Readme for router project is empty. The router project creates a new router and arranges a routing table for it. But how should I test the function of the router? The running results are as bellow:
image
What should I do?

You need to configure a network with routes to and from your VM, which is a Qemu guest.
https://wiki.qemu.org/index.php/Documentation/Networking

I think you can do all the routing using regular linux commandline.

commented

Thanks so much for your replying. But i am little confused, do you mind being more specific? I still dont have a clue to test the router project.

commented

I boot the /test/net/integration/router project for testing router, but it also just creates and prepares a router. How can I test the router? The results for running router are as bellow
image

Well, routing is moving packets from one network device to another (or one vlan to another), essentially. So you need at least 2 network interfaces, and then you need to use a linux terminal to create routes for the interfaces. I honestly don't recommend using Qemu for routing anything. It uses tap devices which are crazy hard to work with for no particular reason. Just linux things. I would use something like VMware workstation which sets up interfaces for you, and you can configure the networks in a GUI.

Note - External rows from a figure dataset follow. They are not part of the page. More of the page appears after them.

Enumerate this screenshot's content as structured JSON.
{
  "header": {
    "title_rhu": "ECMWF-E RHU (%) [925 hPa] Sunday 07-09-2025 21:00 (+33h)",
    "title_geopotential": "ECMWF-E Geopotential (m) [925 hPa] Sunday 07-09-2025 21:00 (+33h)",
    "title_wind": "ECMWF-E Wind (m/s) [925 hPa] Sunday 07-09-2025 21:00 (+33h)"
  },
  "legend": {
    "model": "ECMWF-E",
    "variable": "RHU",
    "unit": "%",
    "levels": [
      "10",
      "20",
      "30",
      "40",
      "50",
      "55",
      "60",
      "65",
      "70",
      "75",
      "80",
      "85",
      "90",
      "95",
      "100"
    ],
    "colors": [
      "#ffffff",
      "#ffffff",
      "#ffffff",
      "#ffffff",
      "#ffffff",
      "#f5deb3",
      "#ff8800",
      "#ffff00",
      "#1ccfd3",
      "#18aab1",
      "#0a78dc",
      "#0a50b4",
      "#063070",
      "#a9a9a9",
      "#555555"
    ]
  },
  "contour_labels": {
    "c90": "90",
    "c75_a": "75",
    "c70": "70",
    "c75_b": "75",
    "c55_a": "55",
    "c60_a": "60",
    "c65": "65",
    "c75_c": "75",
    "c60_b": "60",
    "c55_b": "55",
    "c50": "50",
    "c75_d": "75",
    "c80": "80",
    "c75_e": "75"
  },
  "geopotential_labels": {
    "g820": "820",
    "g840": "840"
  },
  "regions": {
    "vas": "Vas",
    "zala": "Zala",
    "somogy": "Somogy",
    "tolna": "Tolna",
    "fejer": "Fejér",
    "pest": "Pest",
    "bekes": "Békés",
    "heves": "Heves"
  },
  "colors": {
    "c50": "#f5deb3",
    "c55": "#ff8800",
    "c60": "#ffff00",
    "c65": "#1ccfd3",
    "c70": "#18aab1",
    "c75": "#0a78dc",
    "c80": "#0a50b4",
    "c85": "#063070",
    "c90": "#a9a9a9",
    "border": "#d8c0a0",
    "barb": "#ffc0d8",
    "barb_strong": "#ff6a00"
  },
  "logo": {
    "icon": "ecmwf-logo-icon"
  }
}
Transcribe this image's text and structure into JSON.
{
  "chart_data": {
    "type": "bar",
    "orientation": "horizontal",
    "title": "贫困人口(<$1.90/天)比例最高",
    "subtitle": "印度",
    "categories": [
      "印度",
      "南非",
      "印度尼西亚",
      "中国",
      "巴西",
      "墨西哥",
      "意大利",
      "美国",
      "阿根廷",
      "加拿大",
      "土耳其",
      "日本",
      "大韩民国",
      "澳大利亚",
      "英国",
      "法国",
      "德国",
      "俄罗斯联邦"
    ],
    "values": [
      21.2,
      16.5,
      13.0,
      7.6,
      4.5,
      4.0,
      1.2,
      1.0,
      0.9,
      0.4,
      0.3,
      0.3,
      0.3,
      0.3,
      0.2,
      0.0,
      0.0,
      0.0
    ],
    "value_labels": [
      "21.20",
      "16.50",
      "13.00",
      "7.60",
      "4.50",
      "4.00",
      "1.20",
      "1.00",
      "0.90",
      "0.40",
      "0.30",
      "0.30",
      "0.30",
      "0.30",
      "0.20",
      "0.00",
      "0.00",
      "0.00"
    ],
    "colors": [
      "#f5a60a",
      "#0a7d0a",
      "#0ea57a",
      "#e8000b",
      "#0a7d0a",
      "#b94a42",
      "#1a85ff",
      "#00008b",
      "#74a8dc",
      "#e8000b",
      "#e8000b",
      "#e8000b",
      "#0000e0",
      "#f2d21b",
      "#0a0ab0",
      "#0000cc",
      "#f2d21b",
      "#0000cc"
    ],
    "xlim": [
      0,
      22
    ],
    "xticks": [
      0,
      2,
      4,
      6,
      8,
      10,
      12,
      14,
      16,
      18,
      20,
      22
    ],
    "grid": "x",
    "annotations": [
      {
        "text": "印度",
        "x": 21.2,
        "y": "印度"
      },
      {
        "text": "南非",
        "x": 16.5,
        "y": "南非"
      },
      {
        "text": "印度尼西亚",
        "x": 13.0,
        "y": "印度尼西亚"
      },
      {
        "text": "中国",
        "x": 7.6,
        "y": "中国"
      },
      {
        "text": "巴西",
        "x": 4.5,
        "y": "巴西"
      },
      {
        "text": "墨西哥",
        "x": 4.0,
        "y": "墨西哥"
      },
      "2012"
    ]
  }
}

The router object from the log you pasted is an abstraction for a routing table, so it contains routes. It says that packets destined to this address range goes to -> that interface (which has that gateway IP).

As for the router test, I didnt write it, so I dont really know what its supposed to do. But maybe it uses network namespaces to separate the networks properly, so that linux doesnt short-circuit the packets?

commented

Thank you for your help. I took your advice, I created a Unikernel Web Serveice to answer the request from Linux via my router, and it works. Thank you again.